Apple Sign-In Was Broken on Android. I Found It Through Visitor Tracking, Not a Bug Report.
Draft Disclaimer: Please note that this article is currently in draft form and may undergo revisions before final publication. The content, including information, opinions, and recommendations, is subject to change and may not represent the final version. We appreciate your understanding and patience as we work to refine and improve the quality of this article. Your feedback is valuable in shaping the final release.
Language Mismatch Disclaimer: Please be aware that the language of this article may not match the language settings of your browser or device.
Do you want to read articles in English instead ?
TL;DR
What: Apple Sign-In was rendering on Android browsers in my checkout flow. Apple's OAuth redirect does not work in Android's browser environment, so every Android user who tried it hit a dead end. Why it went undetected: zero user complaints, just quiet session exits. How I found it: a single visitor session flagged in my tracking dashboard. Fix: a five-line Blade conditional hiding the button when the user-agent contains "android".
The Session That Started It
Every day I scan my visitor dashboard for high-intent sessions that did not convert. The metric I focus on is engagement score combined with checkout activity: visitors who browsed deeply, added something to their cart, and then disappeared.
One session stood out. An Android user, Google Chrome, Dakar. Engagement score: 85 out of 100. They had viewed the product page, added a GPS tracker to their cart, and reached checkout. Then nothing. Exit page: the social login section.
No account created. No order started. Gone.
That alone is not unusual. Checkout abandonment happens. What made me look closer was the exit page. Not the cart. Not the payment step. The login options.
What Was on That Page
My checkout flow offers three ways to authenticate: phone number with OTP, Google Sign-In, and Apple Sign-In. All three are rendered for every visitor regardless of device.
That last one is the problem.
Apple Sign-In works by redirecting the user to Apple's authentication servers, completing the OAuth handshake, and redirecting back. On iOS and macOS, this works seamlessly because the system has native support for the flow.
On Android, it does not. The redirect lands in a browser context that cannot complete the handshake. The button renders. The user taps it. Something happens. Nothing useful happens after that.
The button was showing on every Android browser. It had been there since the feature shipped.

Thirty Days of Data
Once I saw the pattern in one session, I pulled the full 30-day window from my visitor activity logs: every Android session that reached the checkout page, filtered by activity type.
The numbers:
| Metric | Value |
|---|---|
| Android sessions reaching checkout | 15+ |
| Conversions via Apple Sign-In on Android | 0 |
| Conversions via other methods (same sessions) | 0 |
| Support tickets about Apple Sign-In on Android | 0 |
The last row is the one that should concern you. Fifteen-plus visitors encountered a broken authentication option over thirty days. Not one of them filed a complaint. They just left.
Why Nobody Complained
When something on your product breaks visibly and loudly, users tell you. Error messages, failed payments, broken pages: these generate support tickets.
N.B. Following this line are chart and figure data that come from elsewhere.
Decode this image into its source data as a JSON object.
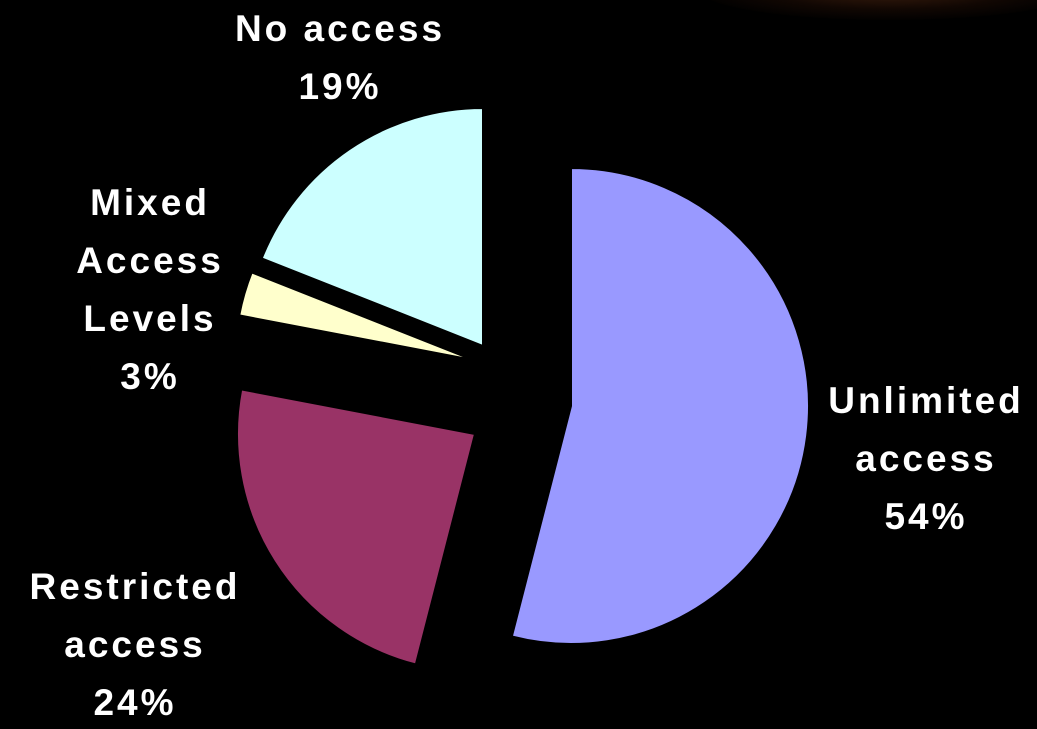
{
  "chart_data": {
    "type": "pie",
    "exploded": true,
    "start_angle_deg": 0,
    "direction": "clockwise",
    "slices": [
      {
        "name": "Unlimited access",
        "value": 54,
        "color": "#9999ff",
        "label_lines": [
          "Unlimited",
          "access",
          "54%"
        ]
      },
      {
        "name": "Restricted access",
        "value": 24,
        "color": "#993366",
        "label_lines": [
          "Restricted",
          "access",
          "24%"
        ]
      },
      {
        "name": "Mixed Access Levels",
        "value": 3,
        "color": "#ffffcc",
        "label_lines": [
          "Mixed",
          "Access",
          "Levels",
          "3%"
        ]
      },
      {
        "name": "No access",
        "value": 19,
        "color": "#ccffff",
        "label_lines": [
          "No  access",
          "19%"
        ]
      }
    ],
    "outline_color": "#000000",
    "background_color": "#000000",
    "label_color": "#ffffff"
  }
}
When something breaks quietly, users do not know what to tell you. They tapped a button, something weird happened, nothing worked, and they moved on. They did not debug it. They did not open a support chat. They assumed the product was not for them, or they would try again later. Most of them did not try again.
Silent abandonment is the most dangerous failure mode for a checkout flow. There is no signal to respond to. The conversion just does not happen, and you never know the cause unless you are watching individual sessions.
The Fix
Five lines of Blade, added to the checkout and login pages:
@unless(str_contains(strtolower(request()->userAgent() ?? ''), 'android'))
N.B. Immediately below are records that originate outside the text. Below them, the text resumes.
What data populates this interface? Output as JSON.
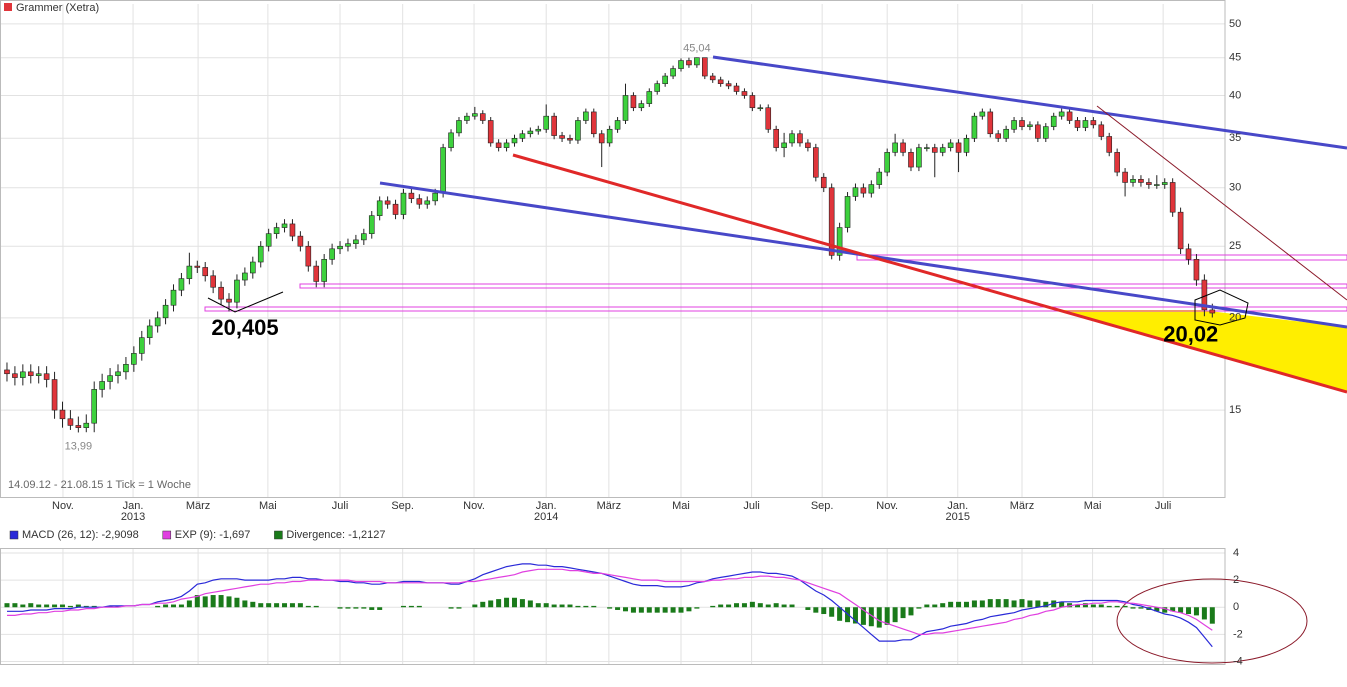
{
  "chart_data": [
    {
      "type": "candlestick",
      "title": "Grammer (Xetra)",
      "title_color": "#e0353b",
      "footnote": "14.09.12 - 21.08.15   1 Tick = 1 Woche",
      "up_color": "#3dd13d",
      "down_color": "#e0353b",
      "log_scale": true,
      "grid": true,
      "xlim": [
        -0.88,
        153.6
      ],
      "ylim": [
        11.44,
        53.2
      ],
      "yticks": [
        50,
        45,
        40,
        35,
        30,
        25,
        20,
        15
      ],
      "xticks": [
        {
          "value": 7.06,
          "label": "Nov."
        },
        {
          "value": 15.9,
          "label": "Jan."
        },
        {
          "value": 24.1,
          "label": "März"
        },
        {
          "value": 32.9,
          "label": "Mai"
        },
        {
          "value": 42.0,
          "label": "Juli"
        },
        {
          "value": 49.9,
          "label": "Sep."
        },
        {
          "value": 58.9,
          "label": "Nov."
        },
        {
          "value": 68.0,
          "label": "Jan."
        },
        {
          "value": 75.9,
          "label": "März"
        },
        {
          "value": 85.0,
          "label": "Mai"
        },
        {
          "value": 93.9,
          "label": "Juli"
        },
        {
          "value": 102.8,
          "label": "Sep."
        },
        {
          "value": 111.0,
          "label": "Nov."
        },
        {
          "value": 119.9,
          "label": "Jan."
        },
        {
          "value": 128.0,
          "label": "März"
        },
        {
          "value": 136.9,
          "label": "Mai"
        },
        {
          "value": 145.8,
          "label": "Juli"
        }
      ],
      "year_labels": [
        {
          "value": 15.9,
          "label": "2013"
        },
        {
          "value": 68.0,
          "label": "2014"
        },
        {
          "value": 119.9,
          "label": "2015"
        }
      ],
      "open": [
        17.0,
        16.8,
        16.6,
        16.9,
        16.7,
        16.8,
        16.5,
        15.0,
        14.6,
        14.3,
        14.2,
        14.4,
        16.0,
        16.4,
        16.7,
        16.9,
        17.3,
        17.9,
        18.8,
        19.5,
        20.0,
        20.8,
        21.8,
        22.6,
        23.5,
        23.4,
        22.8,
        22.0,
        21.2,
        21.0,
        22.5,
        23.0,
        23.8,
        25.0,
        26.0,
        26.5,
        26.8,
        25.8,
        25.0,
        23.5,
        22.4,
        24.0,
        24.8,
        25.0,
        25.2,
        25.5,
        26.0,
        27.5,
        28.8,
        28.5,
        27.6,
        29.5,
        29.0,
        28.5,
        28.8,
        29.5,
        34.0,
        35.6,
        37.0,
        37.5,
        37.8,
        37.0,
        34.5,
        34.0,
        34.5,
        35.0,
        35.5,
        35.8,
        36.0,
        37.5,
        35.3,
        35.0,
        34.8,
        37.0,
        38.0,
        35.5,
        34.5,
        36.0,
        37.0,
        40.0,
        38.5,
        39.0,
        40.5,
        41.5,
        42.5,
        43.5,
        44.6,
        44.0,
        45.0,
        42.5,
        42.0,
        41.5,
        41.2,
        40.5,
        40.0,
        38.5,
        38.5,
        36.0,
        34.0,
        34.5,
        35.5,
        34.5,
        34.0,
        31.0,
        30.0,
        24.3,
        26.5,
        29.2,
        30.0,
        29.5,
        30.3,
        31.5,
        33.5,
        34.5,
        33.5,
        32.0,
        34.0,
        34.0,
        33.5,
        34.0,
        34.5,
        33.5,
        35.0,
        37.5,
        38.0,
        35.5,
        35.0,
        36.0,
        37.0,
        36.3,
        36.5,
        35.0,
        36.3,
        37.5,
        38.0,
        37.0,
        36.2,
        37.0,
        36.5,
        35.2,
        33.5,
        31.5,
        30.5,
        30.8,
        30.5,
        30.3,
        30.3,
        30.5,
        27.8,
        24.8,
        24.0,
        22.5,
        20.5
      ],
      "high": [
        17.4,
        17.2,
        17.3,
        17.3,
        17.2,
        17.2,
        16.9,
        15.4,
        15.0,
        14.7,
        14.8,
        16.4,
        16.8,
        17.1,
        17.3,
        17.7,
        18.3,
        19.2,
        19.9,
        20.4,
        21.2,
        22.2,
        23.0,
        24.5,
        23.9,
        23.8,
        23.2,
        22.4,
        21.6,
        22.9,
        23.4,
        24.2,
        25.4,
        26.4,
        26.9,
        27.2,
        27.2,
        26.2,
        25.4,
        23.9,
        24.4,
        25.2,
        25.4,
        25.6,
        25.9,
        26.4,
        27.9,
        29.2,
        29.2,
        28.9,
        29.9,
        29.9,
        29.4,
        29.2,
        29.9,
        34.4,
        36.0,
        37.4,
        37.9,
        38.6,
        38.2,
        37.4,
        34.9,
        34.9,
        35.4,
        35.9,
        36.2,
        36.4,
        38.9,
        37.9,
        35.7,
        35.4,
        37.4,
        38.4,
        38.4,
        35.9,
        36.4,
        37.4,
        41.5,
        40.4,
        39.4,
        40.9,
        41.9,
        42.9,
        43.9,
        44.9,
        45.0,
        45.04,
        45.0,
        42.9,
        42.4,
        41.9,
        41.6,
        40.9,
        40.4,
        38.9,
        38.9,
        36.4,
        35.6,
        35.9,
        35.9,
        34.9,
        34.4,
        31.4,
        30.4,
        26.9,
        29.6,
        30.4,
        30.4,
        30.7,
        31.9,
        33.9,
        35.5,
        34.9,
        33.9,
        34.4,
        34.4,
        34.4,
        34.4,
        34.9,
        34.9,
        35.4,
        37.9,
        38.4,
        38.4,
        35.9,
        36.4,
        37.4,
        37.4,
        36.9,
        36.9,
        36.7,
        37.9,
        38.4,
        38.4,
        37.4,
        37.4,
        37.4,
        36.9,
        35.6,
        33.9,
        31.9,
        31.2,
        31.2,
        30.9,
        31.2,
        30.9,
        30.9,
        28.2,
        25.2,
        24.4,
        22.9,
        20.9
      ],
      "low": [
        16.4,
        16.2,
        16.2,
        16.3,
        16.3,
        16.1,
        14.6,
        14.2,
        14.1,
        13.99,
        14.0,
        14.0,
        15.6,
        16.0,
        16.3,
        16.5,
        16.9,
        17.5,
        18.4,
        19.1,
        19.6,
        20.4,
        21.4,
        22.2,
        23.0,
        22.4,
        21.6,
        20.8,
        20.405,
        20.6,
        22.1,
        22.6,
        23.4,
        24.6,
        25.6,
        26.1,
        25.4,
        24.6,
        23.1,
        22.0,
        22.0,
        23.6,
        24.4,
        24.6,
        24.8,
        25.1,
        25.6,
        27.1,
        28.1,
        27.2,
        27.2,
        28.6,
        28.1,
        28.1,
        28.4,
        29.1,
        33.6,
        35.2,
        36.6,
        37.1,
        36.6,
        34.1,
        33.6,
        33.6,
        34.1,
        34.6,
        35.1,
        35.4,
        35.6,
        34.9,
        34.6,
        34.4,
        34.4,
        36.6,
        35.1,
        32.0,
        34.1,
        35.6,
        36.6,
        38.1,
        38.1,
        38.6,
        40.1,
        41.1,
        42.1,
        43.1,
        43.6,
        43.6,
        42.1,
        41.6,
        41.1,
        40.8,
        40.1,
        39.6,
        38.1,
        38.1,
        35.6,
        33.6,
        33.0,
        34.1,
        34.1,
        33.6,
        30.6,
        29.6,
        24.0,
        23.9,
        26.1,
        28.8,
        29.1,
        29.1,
        29.9,
        31.1,
        33.1,
        33.1,
        31.6,
        31.6,
        33.6,
        31.0,
        33.1,
        33.6,
        31.5,
        33.1,
        34.6,
        37.1,
        35.1,
        34.6,
        34.6,
        35.6,
        35.9,
        35.9,
        34.6,
        34.6,
        35.9,
        37.1,
        36.6,
        35.8,
        35.8,
        36.1,
        34.8,
        33.1,
        31.1,
        29.2,
        30.1,
        30.1,
        29.9,
        29.9,
        29.9,
        27.4,
        24.4,
        23.6,
        22.1,
        20.1,
        20.02
      ],
      "close": [
        16.8,
        16.6,
        16.9,
        16.7,
        16.8,
        16.5,
        15.0,
        14.6,
        14.3,
        14.2,
        14.4,
        16.0,
        16.4,
        16.7,
        16.9,
        17.3,
        17.9,
        18.8,
        19.5,
        20.0,
        20.8,
        21.8,
        22.6,
        23.5,
        23.4,
        22.8,
        22.0,
        21.2,
        21.0,
        22.5,
        23.0,
        23.8,
        25.0,
        26.0,
        26.5,
        26.8,
        25.8,
        25.0,
        23.5,
        22.4,
        24.0,
        24.8,
        25.0,
        25.2,
        25.5,
        26.0,
        27.5,
        28.8,
        28.5,
        27.6,
        29.5,
        29.0,
        28.5,
        28.8,
        29.5,
        34.0,
        35.6,
        37.0,
        37.5,
        37.8,
        37.0,
        34.5,
        34.0,
        34.5,
        35.0,
        35.5,
        35.8,
        36.0,
        37.5,
        35.3,
        35.0,
        34.8,
        37.0,
        38.0,
        35.5,
        34.5,
        36.0,
        37.0,
        40.0,
        38.5,
        39.0,
        40.5,
        41.5,
        42.5,
        43.5,
        44.6,
        44.0,
        45.0,
        42.5,
        42.0,
        41.5,
        41.2,
        40.5,
        40.0,
        38.5,
        38.5,
        36.0,
        34.0,
        34.5,
        35.5,
        34.5,
        34.0,
        31.0,
        30.0,
        24.3,
        26.5,
        29.2,
        30.0,
        29.5,
        30.3,
        31.5,
        33.5,
        34.5,
        33.5,
        32.0,
        34.0,
        34.0,
        33.5,
        34.0,
        34.5,
        33.5,
        35.0,
        37.5,
        38.0,
        35.5,
        35.0,
        36.0,
        37.0,
        36.3,
        36.5,
        35.0,
        36.3,
        37.5,
        38.0,
        37.0,
        36.2,
        37.0,
        36.5,
        35.2,
        33.5,
        31.5,
        30.5,
        30.8,
        30.5,
        30.3,
        30.3,
        30.5,
        27.8,
        24.8,
        24.0,
        22.5,
        20.5,
        20.3
      ],
      "extreme_labels": [
        {
          "value": 45.04,
          "label": "45,04"
        },
        {
          "value": 13.99,
          "label": "13,99"
        }
      ],
      "callouts": [
        {
          "value": 20.405,
          "label": "20,405"
        },
        {
          "value": 20.02,
          "label": "20,02"
        }
      ]
    },
    {
      "type": "macd",
      "xlim": [
        -0.88,
        153.6
      ],
      "ylim": [
        -4.26,
        4.37
      ],
      "yticks": [
        4,
        2,
        0,
        -2,
        -4
      ],
      "grid": true,
      "series": [
        {
          "name": "MACD (26, 12): -2,9098",
          "color": "#2a2ad8",
          "kind": "line",
          "values": [
            -0.3,
            -0.3,
            -0.3,
            -0.2,
            -0.2,
            -0.2,
            -0.1,
            -0.1,
            -0.1,
            0.0,
            0.0,
            0.0,
            0.0,
            0.1,
            0.1,
            0.1,
            0.1,
            0.2,
            0.2,
            0.4,
            0.5,
            0.6,
            0.8,
            1.2,
            1.7,
            1.8,
            2.0,
            2.1,
            2.1,
            2.1,
            2.0,
            2.0,
            2.0,
            2.0,
            2.1,
            2.1,
            2.2,
            2.2,
            2.1,
            2.1,
            2.0,
            2.0,
            1.9,
            1.9,
            1.8,
            1.8,
            1.7,
            1.7,
            1.8,
            1.8,
            1.9,
            1.9,
            1.9,
            1.8,
            1.8,
            1.8,
            1.7,
            1.7,
            1.9,
            2.1,
            2.4,
            2.6,
            2.8,
            3.0,
            3.1,
            3.2,
            3.2,
            3.1,
            3.1,
            3.0,
            3.0,
            2.9,
            2.8,
            2.7,
            2.6,
            2.5,
            2.3,
            2.1,
            1.9,
            1.7,
            1.6,
            1.6,
            1.6,
            1.5,
            1.5,
            1.5,
            1.6,
            1.8,
            1.9,
            2.1,
            2.2,
            2.3,
            2.4,
            2.5,
            2.6,
            2.6,
            2.5,
            2.5,
            2.4,
            2.3,
            2.0,
            1.6,
            1.2,
            0.9,
            0.5,
            0.0,
            -0.5,
            -1.0,
            -1.5,
            -2.0,
            -2.5,
            -2.5,
            -2.5,
            -2.4,
            -2.4,
            -2.1,
            -1.8,
            -1.7,
            -1.6,
            -1.4,
            -1.3,
            -1.2,
            -1.0,
            -0.9,
            -0.7,
            -0.6,
            -0.5,
            -0.4,
            -0.2,
            -0.1,
            0.0,
            0.1,
            0.3,
            0.4,
            0.4,
            0.4,
            0.5,
            0.5,
            0.5,
            0.5,
            0.5,
            0.4,
            0.2,
            0.1,
            -0.1,
            -0.3,
            -0.5,
            -0.6,
            -0.8,
            -1.1,
            -1.5,
            -2.2,
            -2.9098
          ]
        },
        {
          "name": "EXP (9): -1,697",
          "color": "#e040e0",
          "kind": "line",
          "values": [
            -0.6,
            -0.6,
            -0.5,
            -0.5,
            -0.4,
            -0.4,
            -0.3,
            -0.3,
            -0.2,
            -0.2,
            -0.1,
            -0.1,
            0.0,
            0.0,
            0.0,
            0.1,
            0.1,
            0.2,
            0.2,
            0.3,
            0.3,
            0.4,
            0.6,
            0.7,
            0.8,
            1.0,
            1.1,
            1.2,
            1.3,
            1.4,
            1.5,
            1.6,
            1.7,
            1.7,
            1.8,
            1.8,
            1.9,
            1.9,
            2.0,
            2.0,
            2.0,
            2.0,
            2.0,
            2.0,
            1.9,
            1.9,
            1.9,
            1.9,
            1.8,
            1.8,
            1.8,
            1.8,
            1.8,
            1.8,
            1.8,
            1.8,
            1.8,
            1.8,
            1.9,
            1.9,
            2.0,
            2.1,
            2.2,
            2.3,
            2.4,
            2.6,
            2.7,
            2.8,
            2.8,
            2.8,
            2.8,
            2.7,
            2.7,
            2.6,
            2.5,
            2.5,
            2.4,
            2.3,
            2.2,
            2.1,
            2.0,
            2.0,
            2.0,
            1.9,
            1.9,
            1.9,
            1.9,
            1.9,
            1.9,
            2.0,
            2.0,
            2.1,
            2.1,
            2.2,
            2.2,
            2.3,
            2.3,
            2.2,
            2.2,
            2.1,
            2.0,
            1.8,
            1.6,
            1.4,
            1.2,
            1.0,
            0.6,
            0.2,
            -0.2,
            -0.6,
            -1.0,
            -1.2,
            -1.4,
            -1.6,
            -1.8,
            -2.0,
            -2.0,
            -1.9,
            -1.9,
            -1.8,
            -1.7,
            -1.6,
            -1.5,
            -1.4,
            -1.3,
            -1.2,
            -1.1,
            -0.9,
            -0.8,
            -0.6,
            -0.5,
            -0.3,
            -0.2,
            0.0,
            0.1,
            0.2,
            0.2,
            0.3,
            0.3,
            0.4,
            0.4,
            0.3,
            0.3,
            0.2,
            0.1,
            0.0,
            -0.1,
            -0.3,
            -0.4,
            -0.6,
            -0.9,
            -1.3,
            -1.697
          ]
        },
        {
          "name": "Divergence: -1,2127",
          "color": "#1a7a1a",
          "kind": "bar",
          "values": [
            0.3,
            0.3,
            0.2,
            0.3,
            0.2,
            0.2,
            0.2,
            0.2,
            0.1,
            0.2,
            0.1,
            0.1,
            0.0,
            0.1,
            0.1,
            0.0,
            0.0,
            0.0,
            0.0,
            0.1,
            0.2,
            0.2,
            0.2,
            0.5,
            0.9,
            0.8,
            0.9,
            0.9,
            0.8,
            0.7,
            0.5,
            0.4,
            0.3,
            0.3,
            0.3,
            0.3,
            0.3,
            0.3,
            0.1,
            0.1,
            0.0,
            0.0,
            -0.1,
            -0.1,
            -0.1,
            -0.1,
            -0.2,
            -0.2,
            0.0,
            0.0,
            0.1,
            0.1,
            0.1,
            0.0,
            0.0,
            0.0,
            -0.1,
            -0.1,
            0.0,
            0.2,
            0.4,
            0.5,
            0.6,
            0.7,
            0.7,
            0.6,
            0.5,
            0.3,
            0.3,
            0.2,
            0.2,
            0.2,
            0.1,
            0.1,
            0.1,
            0.0,
            -0.1,
            -0.2,
            -0.3,
            -0.4,
            -0.4,
            -0.4,
            -0.4,
            -0.4,
            -0.4,
            -0.4,
            -0.3,
            -0.1,
            0.0,
            0.1,
            0.2,
            0.2,
            0.3,
            0.3,
            0.4,
            0.3,
            0.2,
            0.3,
            0.2,
            0.2,
            0.0,
            -0.2,
            -0.4,
            -0.5,
            -0.7,
            -1.0,
            -1.1,
            -1.2,
            -1.3,
            -1.4,
            -1.5,
            -1.3,
            -1.1,
            -0.8,
            -0.6,
            -0.1,
            0.2,
            0.2,
            0.3,
            0.4,
            0.4,
            0.4,
            0.5,
            0.5,
            0.6,
            0.6,
            0.6,
            0.5,
            0.6,
            0.5,
            0.5,
            0.4,
            0.5,
            0.4,
            0.3,
            0.2,
            0.3,
            0.2,
            0.2,
            0.1,
            0.1,
            0.1,
            -0.1,
            -0.1,
            -0.2,
            -0.3,
            -0.4,
            -0.3,
            -0.4,
            -0.5,
            -0.6,
            -0.9,
            -1.2127
          ]
        }
      ]
    }
  ]
}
{{-- Apple Sign-In button --}}
<a href="{{ route('apple.redirect') }}" class="...">
Continue with Apple
</a>
@endunless
If the user-agent contains "android", the button does not render. The user sees Google Sign-In and phone OTP. Both work. Problem gone.

The fix took about five minutes to write, test, and ship. The bug had been running for months.
What I Should Have Done Earlier
The right place to catch this is during QA, not production. Testing authentication flows on Android before shipping would have caught it immediately.
But that is the easy version of the lesson. The harder version is this: after something ships, your testing coverage drops to near zero for edge cases. You rely on user feedback to surface regressions. If your users do not complain, you assume it is working.
Visitor session tracking breaks that assumption. You can watch actual users hit actual problems in real time, without them needing to tell you anything.
I run a daily scan of high-intent sessions that did not convert. It takes ten minutes. It has now found two separate checkout-blocking bugs in the span of one week: this Apple Sign-In issue, and a separate OTP delivery failure on Sonatel's network (covered in this post).
Neither showed up in support. Both showed up in the session logs.
The Takeaway
If you ship a checkout flow, the failure modes that kill your conversion rate are rarely the ones users report. They are the quiet ones: a button that renders but does not work, a verification code that never arrives, a redirect that goes nowhere.
The only way to find them is to watch what happens when real users try to buy from you.
Build the monitoring first. Then watch it every day. The bugs will introduce themselves.